Maturação da Base e Consolidação da Capacidade de Poupar

A pesquisa, cuja amostra abrangeu 5.832 indivíduos com 16 anos ou mais nas cinco macrorregiões do Brasil entre 4 e 21 de novembro de 2025, traça um panorama que vai além da alocação de recursos. O levantamento mapeia hábitos de poupança, a penetração das apostas digitais e a influência da inteligência artificial nas decisões de portfólio. A base investidora cresceu de forma orgânica, sustentada por um ligeiro alívio na capacidade de acumular capital. A proporção de brasileiros que conseguiram gerar reserva financeira ao longo do ano saltou de 27% em 2021 para 33% em 2025. Paralelamente, a fatia dos cidadãos que efetivamente destinou recursos a ativos financeiros alcançou o recorde da série histórica: 24%, contra 18% registrados há quatro anos.

Indicador20212025
Capacidade de poupar27%33%
Realizou investimentos no período18%24%
Conhecimento espontâneo de ativos28%43%

O nível de alfabetização financeira apresentou avanço tangível. O reconhecimento espontâneo de instrumentos de investimento atingiu 43% da população em 2025, indicando que os ativos deixaram de ser jargões exclusivos para se tornarem conceitos de domínio público.
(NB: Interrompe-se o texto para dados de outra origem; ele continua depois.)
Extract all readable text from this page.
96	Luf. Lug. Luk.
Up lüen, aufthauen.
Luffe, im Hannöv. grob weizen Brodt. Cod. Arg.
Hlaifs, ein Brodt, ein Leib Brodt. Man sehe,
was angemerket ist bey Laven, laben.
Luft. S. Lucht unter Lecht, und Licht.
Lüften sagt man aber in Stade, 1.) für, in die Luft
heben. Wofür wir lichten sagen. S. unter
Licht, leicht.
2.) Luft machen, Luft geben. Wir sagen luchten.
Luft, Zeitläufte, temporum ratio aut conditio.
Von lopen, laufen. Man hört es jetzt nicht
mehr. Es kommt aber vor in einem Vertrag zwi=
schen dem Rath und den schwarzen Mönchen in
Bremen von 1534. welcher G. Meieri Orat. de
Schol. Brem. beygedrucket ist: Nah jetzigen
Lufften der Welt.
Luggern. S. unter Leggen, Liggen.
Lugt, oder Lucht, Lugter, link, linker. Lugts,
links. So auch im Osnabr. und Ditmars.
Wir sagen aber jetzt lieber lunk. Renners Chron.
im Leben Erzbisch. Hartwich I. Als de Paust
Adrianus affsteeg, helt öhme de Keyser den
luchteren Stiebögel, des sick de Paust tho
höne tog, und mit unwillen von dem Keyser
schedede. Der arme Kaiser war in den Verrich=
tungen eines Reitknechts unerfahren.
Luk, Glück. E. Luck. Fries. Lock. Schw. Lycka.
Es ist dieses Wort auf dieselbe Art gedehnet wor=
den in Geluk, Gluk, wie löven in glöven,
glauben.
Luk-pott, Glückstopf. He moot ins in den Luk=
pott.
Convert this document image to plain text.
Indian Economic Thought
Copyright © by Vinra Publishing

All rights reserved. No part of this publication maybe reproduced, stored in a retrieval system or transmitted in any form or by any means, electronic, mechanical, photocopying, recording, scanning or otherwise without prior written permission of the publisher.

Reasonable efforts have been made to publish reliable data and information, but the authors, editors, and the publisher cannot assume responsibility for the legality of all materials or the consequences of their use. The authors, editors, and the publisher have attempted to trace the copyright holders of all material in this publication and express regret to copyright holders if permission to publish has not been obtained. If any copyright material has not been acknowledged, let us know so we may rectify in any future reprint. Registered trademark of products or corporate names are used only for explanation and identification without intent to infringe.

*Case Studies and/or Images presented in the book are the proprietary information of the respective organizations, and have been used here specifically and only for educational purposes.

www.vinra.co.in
Migração de Ativos e Consolidação do Acesso Digital

Dentro do universo dos 60,6 milhões de participantes ativos, ocorre uma clara substituição de veículos. A caderneta de poupança mantém a liderança em volume de adeptos, mas sua predominância recuou de 75% para 61% em cinco anos. Esse movimento foi integralmente absorvido por títulos de renda fixa privada, como o CDB (Certificado de Depósito Bancário) e letras de crédito, cuja adoção mais que dobrou, pulando de 8% para 20%. As carteiras de fundos de investimentos também ganharam tração, evoluindo de 9% para 14%.

A infraestrutura de acesso acompanha essa diversificação. As plataformas digitais já processam 63% das ordens de aplicação, superando amplamente os 49% de 2021. Em contrapartida, a ida presencial a agências bancárias despencou de 43% para 32%. Uma novidade relevante da edição atual é a penetração de assistentes baseados em IA para pesquisa de produtos financeiros, já utilizados por 9% dos investidores, fatia que já supera tradicionalmente redes sociais como Facebook, TikTok e rádios.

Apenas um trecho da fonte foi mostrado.